I never read the leaflets of what the side effects might be because I don't want to imagine I have one of them when I don't so I always figure the best way is just not to read them.  Well last Tuesday night (the 22nd of March) I decided to read it and one of the effects was extreme tiredness, another was itchiness, I had even changed my shampoo thinking I had dandruff all of a sudden, and one of the last ones was severe depression leading to suicide.  

So at last I knew what had caused it so even though I was meant to take 4 pills that Tuesday night I only took one figuring if you had to taper off the medication I should at least take one of them.  Well Wednesday (23rd) when I saw my lovely doctor she took me off them immediately and made me another appointment to see her in a weeks time.  Well I saw her yesterday and she said in all the years she had known me she had never seen me in such a state - not even when my younger brother was diagnosed with stage 4 stomach cancer a couple of years ago and I was in a state then, and if I hadn't been better this week I was going to be hospitalized because if it wasn't the medication causing this really bad depression I was in the middle of a nervous breakdown and couldn't be left at home. 

But the difference between last week and this week it totally amazing.  Joanna (doctor) couldn't get over it.  She told me she had never seen me in such pieces before and had prescribed this medication before, not a load of times but a few, and had never seen an effect that I had on them and was really ready to put me in a Psych ward.  But, I was back to  my normal happy smiling self.  Maybe next time I'll read the leaflet that comes with the medication.

So I'm writing this really as a warning to everybody.  When you get new medication read the leaflet that comes with it and if you show any of the side effects it warns you about go back to your doctor immediately.  I will never be so cavalier about leaflets that come with medication and thinking reading the down side of what the medication MIGHT cause will mean it will happen to me.

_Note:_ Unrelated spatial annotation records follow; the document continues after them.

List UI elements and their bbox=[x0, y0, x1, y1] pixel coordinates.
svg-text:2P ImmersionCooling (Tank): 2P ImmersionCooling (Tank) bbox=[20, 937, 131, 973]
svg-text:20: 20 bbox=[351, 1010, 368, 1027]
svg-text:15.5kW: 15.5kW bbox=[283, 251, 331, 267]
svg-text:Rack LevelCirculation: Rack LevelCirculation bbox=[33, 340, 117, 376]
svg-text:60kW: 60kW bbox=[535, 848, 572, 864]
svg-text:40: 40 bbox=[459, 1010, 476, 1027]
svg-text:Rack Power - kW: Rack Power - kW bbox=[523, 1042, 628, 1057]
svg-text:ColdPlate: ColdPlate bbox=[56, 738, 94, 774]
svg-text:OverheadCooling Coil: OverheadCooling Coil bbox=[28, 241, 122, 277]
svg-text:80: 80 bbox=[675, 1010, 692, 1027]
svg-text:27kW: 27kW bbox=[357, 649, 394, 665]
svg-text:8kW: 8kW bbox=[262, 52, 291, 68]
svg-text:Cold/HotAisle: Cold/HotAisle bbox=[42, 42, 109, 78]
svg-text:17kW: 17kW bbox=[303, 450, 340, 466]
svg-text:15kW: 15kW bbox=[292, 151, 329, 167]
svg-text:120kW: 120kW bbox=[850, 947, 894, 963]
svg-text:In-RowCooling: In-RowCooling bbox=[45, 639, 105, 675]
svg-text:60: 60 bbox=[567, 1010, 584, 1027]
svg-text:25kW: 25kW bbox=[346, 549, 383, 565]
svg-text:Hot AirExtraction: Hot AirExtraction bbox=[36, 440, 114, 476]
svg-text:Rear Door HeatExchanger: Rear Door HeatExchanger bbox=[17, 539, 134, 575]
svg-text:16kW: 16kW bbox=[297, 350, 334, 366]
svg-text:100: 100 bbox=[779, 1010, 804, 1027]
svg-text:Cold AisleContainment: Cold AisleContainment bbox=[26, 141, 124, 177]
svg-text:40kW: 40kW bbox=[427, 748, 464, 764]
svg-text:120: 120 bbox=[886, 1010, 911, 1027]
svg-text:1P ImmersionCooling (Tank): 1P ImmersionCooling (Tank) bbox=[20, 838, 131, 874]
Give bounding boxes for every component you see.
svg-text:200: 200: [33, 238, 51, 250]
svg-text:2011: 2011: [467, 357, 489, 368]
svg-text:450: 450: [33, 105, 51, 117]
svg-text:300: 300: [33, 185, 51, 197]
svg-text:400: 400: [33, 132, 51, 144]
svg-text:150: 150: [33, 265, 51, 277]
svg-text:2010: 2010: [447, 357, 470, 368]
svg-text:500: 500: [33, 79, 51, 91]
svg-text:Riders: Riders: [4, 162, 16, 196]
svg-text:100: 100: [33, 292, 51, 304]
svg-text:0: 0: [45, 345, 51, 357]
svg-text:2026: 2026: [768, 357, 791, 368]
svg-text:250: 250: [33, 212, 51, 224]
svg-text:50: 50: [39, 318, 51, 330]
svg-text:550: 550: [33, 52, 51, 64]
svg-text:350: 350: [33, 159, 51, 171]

And this is the reason you haven't heard from me in so long.  I haven't been anywhere, done anything, or gone anywhere and for the first time in my life I had a pity party and felt really sorry for myself which is unusual all by itself.  I generally have no sympathy for others, nor myself, unless of course they are really sick.

So until next time ... 
Lots of Love Patti xxx 
Nobody can make you feel inferior without your permission - Eleanor Roosevelt


P.S.  The drug I was put on was called Topiramate.  The first drug the Neurologist wanted me to go on was called Gabapentine but my doctor thought it was a bad idea and so I never took it.  The Neurologist then said to take Topiramate and after talking to my doctor I felt I had to take at least one of the medications he recommended or he might have felt what was the point of seeing me if I didn't listen to what he had to say.


ABC New has this to say about both drugs "Patorno said clear differences appeared between the drugs -- gabapentin had 40 percent higher suicide risk compared with topiramate, for example -- but that the overall risk for suicide was low enough that doctors might not pick up on it in their practice." This is only one very small snipped out of the whole article which can be read at the link above.